Fixed Issues in Atlas
Review the list of Apache Atlas issues that are resolved in Cloudera Runtime 7.2.2.
- CDPD-1138: Spark Atlas Connector tracks column-level lineage
- This issue is now resolved.
- CDPD-11790: Shell entity is not resolved to the Complete entity under certain conditions.
- Shell entities with duplicate qualifiedName are no longer created when processing message from Spark Atlas Connector. This issue is now resolved.
- CDPD-14031: In the Spark Atlas Connector, few S3 entities are created using the V1 S3 model instead of the updated V2 S3 model.
- Use Atlas S3 v2 models in Spark Atlas Connector. This issue is now resolved.
- OPSAPS-57947: Kafka Broker SSL configuration is not correct in High Availability mode.
- When deploying the DataHub in High Availability mode, some of the Ranger and Atlas configurations are not computed correctly. In particular atlas.kafka.security.protocol in Atlas, the SSL properties and the REST URL services depending on Ranger.
- CDPD-13645: Contains sortBy=name, 'name' attribute is not in hive_storagedesc definition. Also if sortBy is not passed, default attribute is name
- Validated if sortBy attribute passed in the request is present in relationship end definition, if not present, ignore sorting.
- CDPD-10873
- 1) Fixed quick search aggregation metrics when filtered with System Attributes
- CDPD-13805: Relationship api request will have provision to specify attributes to be present in search result.
- Example Request: /v2/search/relationship?guid=ac9e04cc-f927-4334-af08-c83bc3733f5b&relation=columns&sortBy=name&sortOrder=ASCENDING&attributes=dcProfiledData
- CDPD-11681:
- 1. Filter Search Results with multiple entity type by 'comma' separated string of typeName in the request Eg. "typeName": "hive_table,hive_db".
- CDPD-13199: Incorrect attribute values in bulk import
- When importing Business Metadata attribute assignments, Atlas used only the last assigned attribute value instead of individual values for each entity in the import list.
- CDPD-372: All Spark Queries from the Same Spark Session were included in a Single Atlas Process
- A Spark session can include multiple queries. When Atlas reports
the Spark metadata, it creates a single process entity to correspond
to the Spark session. The result was that an Atlas lineage picture
showed multiple input entities or multiple output entities for a
process, but the inputs and outputs were only related by the fact that
they were included in operations in the same Spark session. In this
release, the Spark Atlas Connector produces a
spark_application
entity for each Spark job. Each data flow produced by the job creates aspark_process
entity in Atlas, which tracks the actual input and output data sets for that process. For more information, see Spark metadata collection. - CDPD-12620: Migration progress bar not refreshed
- During the import stage of Cloudera Navigator to Apache Atlas migration, the migration progress bar does not correctly refresh the migration status. The Statistics page in the Atlas UI displays the correct details of the migration.
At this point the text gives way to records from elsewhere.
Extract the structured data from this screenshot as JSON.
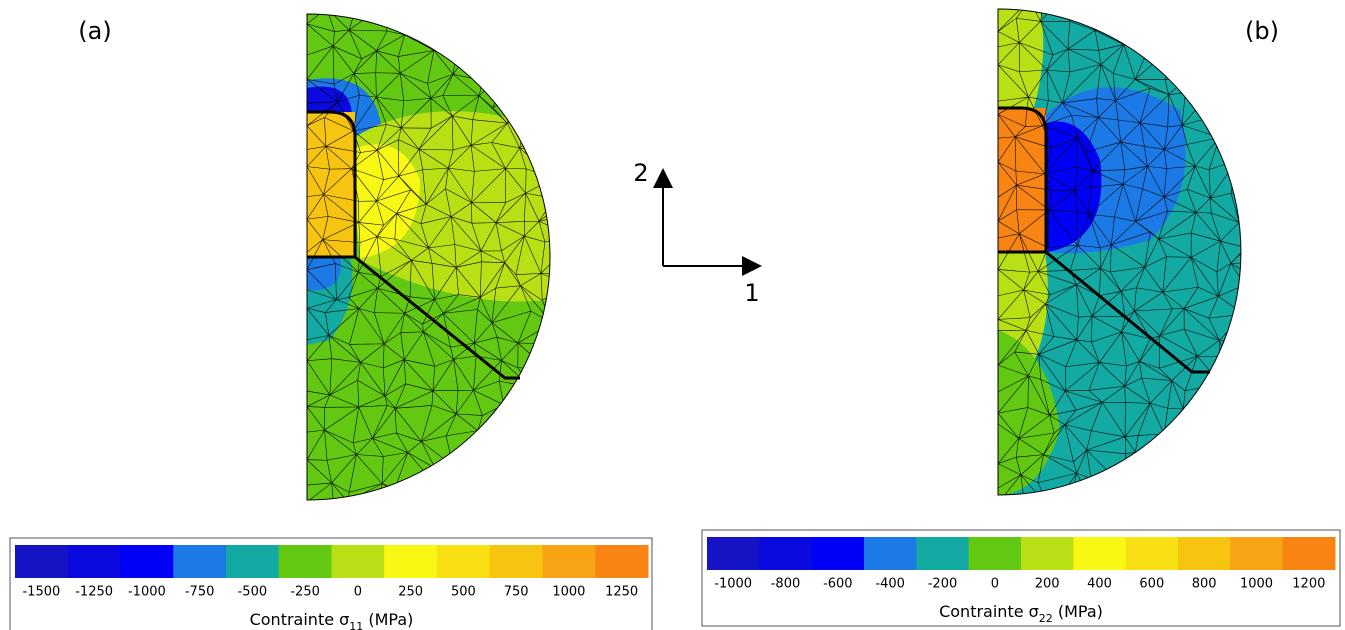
{
  "panels": [
    {
      "label": "(a)",
      "colorbar": {
        "title": "Contrainte σ",
        "title_sub": "11",
        "title_end": " (MPa)",
        "colors": [
          "#1414c4",
          "#0a0ae0",
          "#0000f8",
          "#1c7ae6",
          "#12aaa2",
          "#62c812",
          "#b8e014",
          "#f8f814",
          "#f8e012",
          "#f8c412",
          "#f8a414",
          "#f88414"
        ],
        "ticks": [
          -1500,
          -1250,
          -1000,
          -750,
          -500,
          -250,
          0,
          250,
          500,
          750,
          1000,
          1250
        ]
      }
    },
    {
      "label": "(b)",
      "colorbar": {
        "title": "Contrainte σ",
        "title_sub": "22",
        "title_end": " (MPa)",
        "colors": [
          "#1414c4",
          "#0a0ae0",
          "#0000f8",
          "#1c7ae6",
          "#12aaa2",
          "#62c812",
          "#b8e014",
          "#f8f814",
          "#f8e012",
          "#f8c412",
          "#f8a414",
          "#f88414"
        ],
        "ticks": [
          -1000,
          -800,
          -600,
          -400,
          -200,
          0,
          200,
          400,
          600,
          800,
          1000,
          1200
        ]
      }
    }
  ],
  "axes": {
    "vertical": "2",
    "horizontal": "1"
  }
}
- CDPD-10151: Short Spark job processes may be lost
- In rare occasions, it is possible for events captured for Atlas by the Spark Atlas Connector to be dropped before the metadata reaches Atlas. It is more likely that an event is lost in very short running jobs.
- CDPD-6042: Hive Default Database Location Incorrect in Atlas Metadata
- The location of the default Hive database as reported through the HMS-Atlas plugin does not match the actual location of the database. This problem does not affect non-default databases.
- CDPD-4662: Lineage graph links not working
- Atlas lineage graphs do not include hyperlinks from assets to the assets' detail pages and clicking an asset does not provide an error in the log. Clicking an edge in a graph still provides access to edge behavior options such as controlling how classifications propagate.
- CDPD-3700: Missing Impala and Spark lineage between tables and their data files
- Atlas does not create lineage between Hive tables and their backing HDFS files for CTAS processes run in Impala or Spark.